Quantifying the uniformity of solar cells using thermal imaging diagnosis

Abstract

Local hot spots and localized heating in solar cell can be detected by Infrared (IR) thermography via thermal images of the surface temperature distribution. This paper presents the method to quantify the quality of solar cells using thermal imaging analysis. By the infrared thermal imaging method, the local parallel resistances of solar cell have been analyzed, and the indices for qualifying localized heating in solar cell are proposed. The indicators, H-index, A-index and L-index, are derived using a cone shape model based on statistical analysis of thermal images. The experiment was carried out with 20 unused and no-encapsulated single crystalline solar cells, 10 cm × 10 cm in size.
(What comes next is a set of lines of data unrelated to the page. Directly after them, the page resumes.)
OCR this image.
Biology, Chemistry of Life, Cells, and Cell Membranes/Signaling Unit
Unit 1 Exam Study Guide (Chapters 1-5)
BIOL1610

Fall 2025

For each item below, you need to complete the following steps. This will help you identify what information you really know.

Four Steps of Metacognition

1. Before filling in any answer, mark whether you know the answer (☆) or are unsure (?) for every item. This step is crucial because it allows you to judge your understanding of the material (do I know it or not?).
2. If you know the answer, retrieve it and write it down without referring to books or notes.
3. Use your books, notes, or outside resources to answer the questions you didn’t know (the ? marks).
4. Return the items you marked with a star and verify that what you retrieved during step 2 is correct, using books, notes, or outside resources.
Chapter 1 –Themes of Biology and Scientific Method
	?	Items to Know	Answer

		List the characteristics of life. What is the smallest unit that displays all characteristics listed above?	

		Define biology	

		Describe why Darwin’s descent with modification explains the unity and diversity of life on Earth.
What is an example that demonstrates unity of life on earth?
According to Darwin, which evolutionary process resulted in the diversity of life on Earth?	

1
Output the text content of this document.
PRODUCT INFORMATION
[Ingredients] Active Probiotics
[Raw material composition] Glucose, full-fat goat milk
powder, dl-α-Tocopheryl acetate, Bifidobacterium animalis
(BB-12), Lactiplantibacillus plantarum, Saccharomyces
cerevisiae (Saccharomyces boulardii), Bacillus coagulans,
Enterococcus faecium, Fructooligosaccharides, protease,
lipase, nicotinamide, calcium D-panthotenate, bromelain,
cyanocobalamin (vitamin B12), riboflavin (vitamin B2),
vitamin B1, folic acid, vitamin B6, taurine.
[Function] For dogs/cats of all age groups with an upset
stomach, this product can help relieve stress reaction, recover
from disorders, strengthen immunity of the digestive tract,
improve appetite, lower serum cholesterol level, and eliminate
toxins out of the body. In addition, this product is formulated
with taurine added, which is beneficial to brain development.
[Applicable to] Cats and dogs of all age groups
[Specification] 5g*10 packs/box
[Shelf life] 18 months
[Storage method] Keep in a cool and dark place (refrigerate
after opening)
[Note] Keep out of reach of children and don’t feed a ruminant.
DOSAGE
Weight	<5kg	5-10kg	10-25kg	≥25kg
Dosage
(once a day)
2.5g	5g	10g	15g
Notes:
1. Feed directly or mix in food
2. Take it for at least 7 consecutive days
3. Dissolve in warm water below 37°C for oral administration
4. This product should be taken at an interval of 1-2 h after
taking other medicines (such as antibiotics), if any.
Among the test cells, eight of those cells were selected and compared with four different values of parallel resistances. From a comparison, one cell has a uniform temperature profile while the others exhibit local hot spots. The electrical performance measurements, such as performance at Standard Test Condition, dark IV characteristics, were also done under reverse bias conditions for comparison. The IR thermal images were taken while the cells were being tested under reverse bias in the dark and the air temperature was controlled at 25 °C. The analysis results can be summarized as follows (1) L-index relates to Tmax closely, (2) the lower the L-index, the better the temperature uniformity (3) the proposed indicators and statistical values of IR thermal analysis are in line with the resulting parallel resistances, and (4) IR thermal analysis in conjunction with the dark IV characteristic can be used to examine local structural defects in a whole cell. Moreover, the electrical parallel resistance can be calculated and verified using the proposed indicators and statistical values obtained by IR thermography.